Some orphan drugs currently being tested and/or used as cancer treatments, including as treatment for mesothelioma, are as follows:

  • Alimta®(Pemetrexed): A form of chemotherapy approved for pleural mesothelioma and non-small cell lung cancer. It is the most common chemotherapy drug used with mesothelioma.
  • Nintedanib: An oral medication being used for the treatment of mesothelioma. Given orphan status in December 2016.
  • Nexavar®: A chemotherapy for advanced renal cell carcinoma, hepatocellular carcinoma, and progressive differentiated thyroid carcinoma.
  • Sprycel®: A form of chemotherapy that treats acute lymphoblastic leukemia and chronic myeloid leukemia.
  • Velcade®: Another form of chemotherapy that can treat mantle cell lymphoma and multiple myeloma.

Of course, this is only a small sample. Over 400 orphan drugs have been approved since the program’s start in the 1980s. While some deal with other conditions like multiple sclerosis or hemophilia, rare cancer treatments are well represented among the full list.

Expanding the Orphan Drug Program

As hopeful as it is that there is an FDA-backed option for those with rare cancers to receiving medications, there is a downside.

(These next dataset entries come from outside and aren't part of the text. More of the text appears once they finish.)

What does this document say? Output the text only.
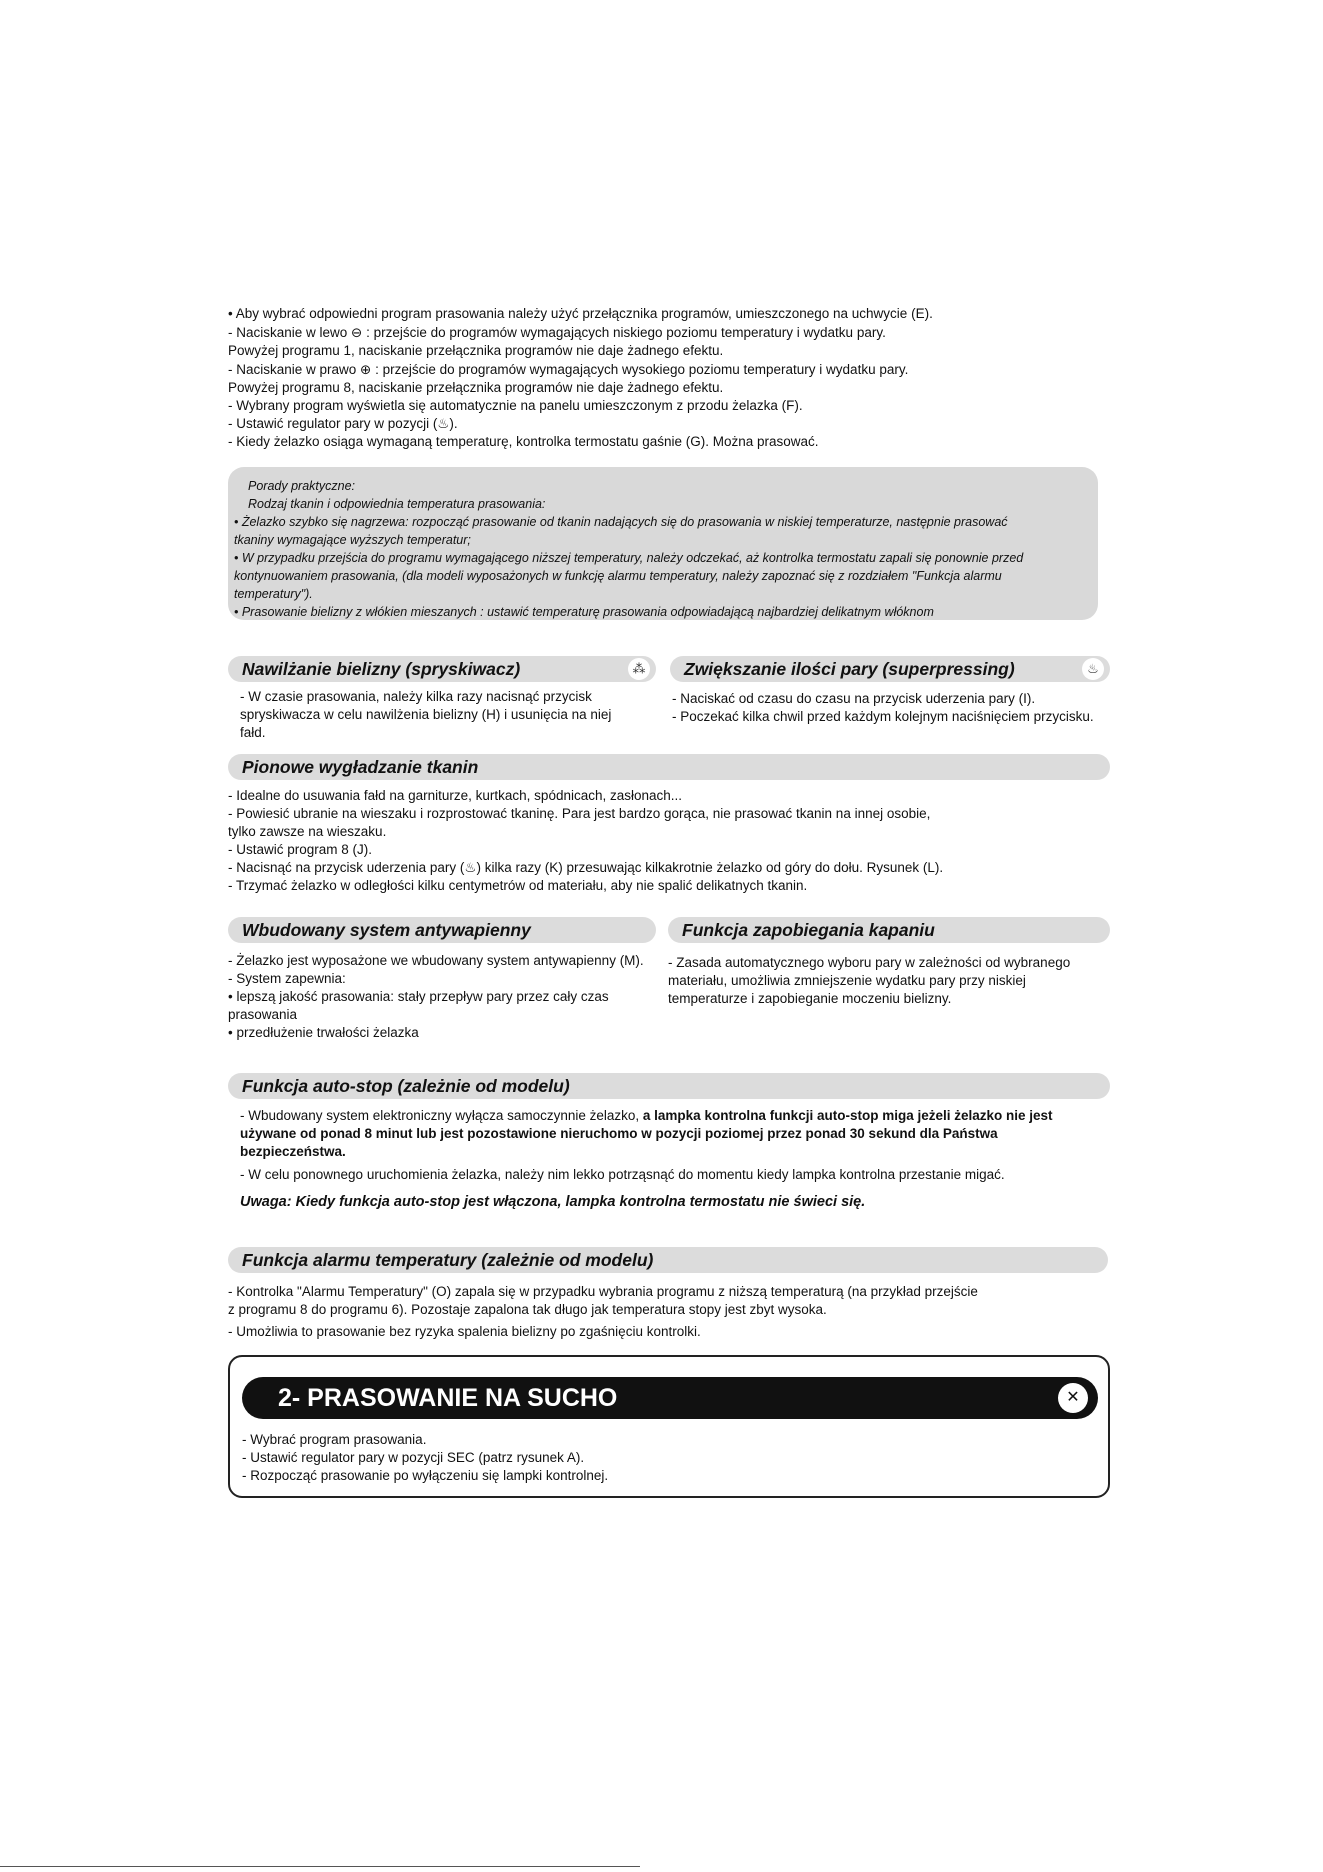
• Aby wybrać odpowiedni program prasowania należy użyć przełącznika programów, umieszczonego na uchwycie (E).
- Naciskanie w lewo ⊖ : przejście do programów wymagających niskiego poziomu temperatury i wydatku pary.
Powyżej programu 1, naciskanie przełącznika programów nie daje żadnego efektu.
- Naciskanie w prawo ⊕ : przejście do programów wymagających wysokiego poziomu temperatury i wydatku pary.
Powyżej programu 8, naciskanie przełącznika programów nie daje żadnego efektu.
- Wybrany program wyświetla się automatycznie na panelu umieszczonym z przodu żelazka (F).
- Ustawić regulator pary w pozycji (♨).
- Kiedy żelazko osiąga wymaganą temperaturę, kontrolka termostatu gaśnie (G). Można prasować.
Porady praktyczne:
Rodzaj tkanin i odpowiednia temperatura prasowania:
• Żelazko szybko się nagrzewa: rozpocząć prasowanie od tkanin nadających się do prasowania w niskiej temperaturze, następnie prasować
tkaniny wymagające wyższych temperatur;
• W przypadku przejścia do programu wymagającego niższej temperatury, należy odczekać, aż kontrolka termostatu zapali się ponownie przed
kontynuowaniem prasowania, (dla modeli wyposażonych w funkcję alarmu temperatury, należy zapoznać się z rozdziałem "Funkcja alarmu
temperatury").
• Prasowanie bielizny z włókien mieszanych : ustawić temperaturę prasowania odpowiadającą najbardziej delikatnym włóknom
Nawilżanie bielizny (spryskiwacz)	⁂
- W czasie prasowania, należy kilka razy nacisnąć przycisk
spryskiwacza w celu nawilżenia bielizny (H) i usunięcia na niej
fałd.
Zwiększanie ilości pary (superpressing)	♨
- Naciskać od czasu do czasu na przycisk uderzenia pary (I).
- Poczekać kilka chwil przed każdym kolejnym naciśnięciem przycisku.
Pionowe wygładzanie tkanin
- Idealne do usuwania fałd na garniturze, kurtkach, spódnicach, zasłonach...
- Powiesić ubranie na wieszaku i rozprostować tkaninę. Para jest bardzo gorąca, nie prasować tkanin na innej osobie,
tylko zawsze na wieszaku.
- Ustawić program 8 (J).
- Nacisnąć na przycisk uderzenia pary (♨) kilka razy (K) przesuwając kilkakrotnie żelazko od góry do dołu. Rysunek (L).
- Trzymać żelazko w odległości kilku centymetrów od materiału, aby nie spalić delikatnych tkanin.
Wbudowany system antywapienny
- Żelazko jest wyposażone we wbudowany system antywapienny (M).
- System zapewnia:
• lepszą jakość prasowania: stały przepływ pary przez cały czas
prasowania
• przedłużenie trwałości żelazka
Funkcja zapobiegania kapaniu
- Zasada automatycznego wyboru pary w zależności od wybranego
materiału, umożliwia zmniejszenie wydatku pary przy niskiej
temperaturze i zapobieganie moczeniu bielizny.
Funkcja auto-stop (zależnie od modelu)
- Wbudowany system elektroniczny wyłącza samoczynnie żelazko, a lampka kontrolna funkcji auto-stop miga jeżeli żelazko nie jest
używane od ponad 8 minut lub jest pozostawione nieruchomo w pozycji poziomej przez ponad 30 sekund dla Państwa
bezpieczeństwa.
- W celu ponownego uruchomienia żelazka, należy nim lekko potrząsnąć do momentu kiedy lampka kontrolna przestanie migać.
Uwaga: Kiedy funkcja auto-stop jest włączona, lampka kontrolna termostatu nie świeci się.
Funkcja alarmu temperatury (zależnie od modelu)
- Kontrolka "Alarmu Temperatury" (O) zapala się w przypadku wybrania programu z niższą temperaturą (na przykład przejście
z programu 8 do programu 6). Pozostaje zapalona tak długo jak temperatura stopy jest zbyt wysoka.
- Umożliwia to prasowanie bez ryzyka spalenia bielizny po zgaśnięciu kontrolki.
2- PRASOWANIE NA SUCHO	✕
- Wybrać program prasowania.
- Ustawić regulator pary w pozycji SEC (patrz rysunek A).
- Rozpocząć prasowanie po wyłączeniu się lampki kontrolnej.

Orphan drugs have a reputation for being extremely expensive. As The Washington Post investigated in 2016, orphan drugs get exclusivity in the market for seven years. The lack of competition makes prices soar.

In fact, the prices of orphan drugs have been doubling every five years. Out of the 10 top-selling drugs for 2015, seven were orphan drugs.

The good news is that those with rare diseases/rare cancers can have access to the medicine they need to potentially save their lives. Those medications may be expensive, but they could also be covered by insurance or other options. Ultimately, it’s better to have drugs for rare cancers be available than for not. The next step is expanding the program to include even more life-saving drugs, and hopefully making them more affordable for those who need them!